Indian communist revolutionary

Kalipada Chakrabarty (born 1910, date of death unknown) was an Indian communist revolutionary. Was part of a team that led the 1930 Chittagong armoury raid in Chittagong, British India.

==Revolutionary activities==
Young revolutionary Kalipada Chakrabarty participated in all movements from the Armory raid to the Jalalabad War. Kalipada, along with Ramakrishna, was assigned to assassinate Bengal Inspector General Craig, who came to Chittagong to tighten the police system of the district. As planned, when the train stopped, they came to Craig's compartment, and stood ready on the railway platform with their loaded revolvers in their hands. But moments later, Inspector Tarini Charan Mukherji, seeing an officer resembling Mr. Craig and wearing a Craig-like uniform, shot him dead mistaking him to be Mr. Craig; they fled, but were chased by the police and arrested about 20 miles from Chandpur. In their trial by a special tribunal held by the British Government, his comrade Ramakrishna was sentenced to death. Although not executed, Kalipada was commuted to life imprisonment in the Cellular Jail.

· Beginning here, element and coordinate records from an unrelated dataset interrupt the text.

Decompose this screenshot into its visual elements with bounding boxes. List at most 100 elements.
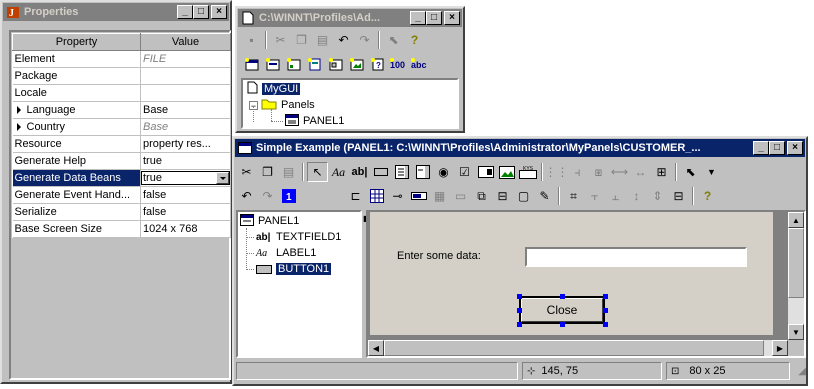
image-tool-icon[interactable] — [496, 162, 517, 182]
property-row[interactable]: Resource property res... — [12, 135, 231, 153]
minimize-button[interactable]: _ — [410, 11, 426, 25]
new-help-document-icon[interactable]: ? — [367, 54, 388, 74]
text-field-tool-icon[interactable]: ab| — [349, 162, 370, 182]
button-tool-icon[interactable] — [370, 162, 391, 182]
pointer-help-icon[interactable]: ⬉ — [383, 30, 404, 50]
split-pane-tool-icon[interactable]: ⊟ — [492, 186, 513, 206]
new-toolbar-icon[interactable] — [283, 54, 304, 74]
checkbox-tool-icon[interactable]: ☑ — [454, 162, 475, 182]
radio-button-tool-icon[interactable]: ◉ — [433, 162, 454, 182]
label-tool-icon[interactable]: Aa — [328, 162, 349, 182]
cut-icon[interactable]: ✂ — [270, 30, 291, 50]
undo-icon[interactable]: ↶ — [236, 186, 257, 206]
undo-icon[interactable]: ↶ — [333, 30, 354, 50]
selection-handle[interactable] — [560, 294, 565, 299]
column-header-value[interactable]: Value — [140, 33, 231, 51]
panel-text-field[interactable] — [525, 247, 747, 267]
property-row[interactable]: Generate Data Beans true — [12, 169, 231, 187]
copy-icon[interactable]: ❐ — [291, 30, 312, 50]
java-app-icon[interactable]: J — [6, 5, 20, 19]
file-window-titlebar[interactable]: C:\WINNT\Profiles\Ad... _ □ × — [238, 9, 462, 27]
property-name[interactable]: Language — [12, 101, 141, 119]
paste-icon[interactable]: ▤ — [278, 162, 299, 182]
new-string-table-icon[interactable]: 100 — [388, 54, 409, 74]
property-row[interactable]: Serialize false — [12, 203, 231, 221]
scroll-down-icon[interactable]: ▼ — [788, 324, 804, 340]
minimize-button[interactable]: _ — [177, 5, 193, 19]
save-icon[interactable]: ▪ — [241, 30, 262, 50]
property-row[interactable]: Country Base — [12, 118, 231, 136]
maximize-button[interactable]: □ — [426, 11, 442, 25]
copy-icon[interactable]: ❐ — [257, 162, 278, 182]
same-height-icon[interactable]: ↕ — [626, 186, 647, 206]
property-row[interactable]: Generate Help true — [12, 152, 231, 170]
horizontal-scrollbar[interactable]: ◀ ▶ — [368, 340, 788, 356]
selection-handle[interactable] — [603, 322, 608, 327]
property-name[interactable]: Serialize — [12, 203, 141, 221]
tab-order-icon[interactable]: 1 — [278, 186, 299, 206]
scroll-right-icon[interactable]: ▶ — [772, 340, 788, 356]
center-vertical-icon[interactable]: ⊟ — [668, 186, 689, 206]
property-name[interactable]: Locale — [12, 84, 141, 102]
close-button[interactable]: × — [787, 141, 803, 155]
dropdown-arrow-icon[interactable] — [216, 172, 229, 184]
property-name[interactable]: Element — [12, 50, 141, 68]
new-image-icon[interactable] — [346, 54, 367, 74]
property-value[interactable] — [140, 67, 231, 85]
property-name[interactable]: Resource — [12, 135, 141, 153]
property-row[interactable]: Package — [12, 67, 231, 85]
property-row[interactable]: Generate Event Hand... false — [12, 186, 231, 204]
align-bottom-icon[interactable]: ⫠ — [605, 186, 626, 206]
combo-tool-icon[interactable] — [412, 162, 433, 182]
expand-arrow-icon[interactable] — [16, 123, 21, 132]
center-horizontal-icon[interactable]: ⊞ — [651, 162, 672, 182]
property-name[interactable]: Package — [12, 67, 141, 85]
chevron-down-icon[interactable]: ▼ — [701, 162, 722, 182]
property-name[interactable]: Generate Event Hand... — [12, 186, 141, 204]
property-value[interactable]: Base — [140, 101, 231, 119]
redo-icon[interactable]: ↷ — [354, 30, 375, 50]
property-name[interactable]: Generate Data Beans — [12, 169, 141, 187]
tree-item[interactable]: Aa LABEL1 — [246, 245, 316, 261]
property-row[interactable]: Language Base — [12, 101, 231, 119]
list-tool-icon[interactable] — [391, 162, 412, 182]
new-wizard-icon[interactable] — [325, 54, 346, 74]
selection-handle[interactable] — [517, 308, 522, 313]
expand-arrow-icon[interactable] — [16, 106, 21, 115]
property-value[interactable]: true — [140, 169, 231, 187]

Chakrabarty continued the revolutionary struggle, becoming active in Communist Consolidation. Furthermore, through the process of building a political study circles and revolutionary university in the Cellular Jail in the lives of political prisoners, Kalipada matured ideologically from revolutionary terrorism with the main body of revolutionaries to international communist ideological revolutionism of the working class. He participated in two long historical hunger strikes in the Cellular Jail and later another 36-day hunger strike.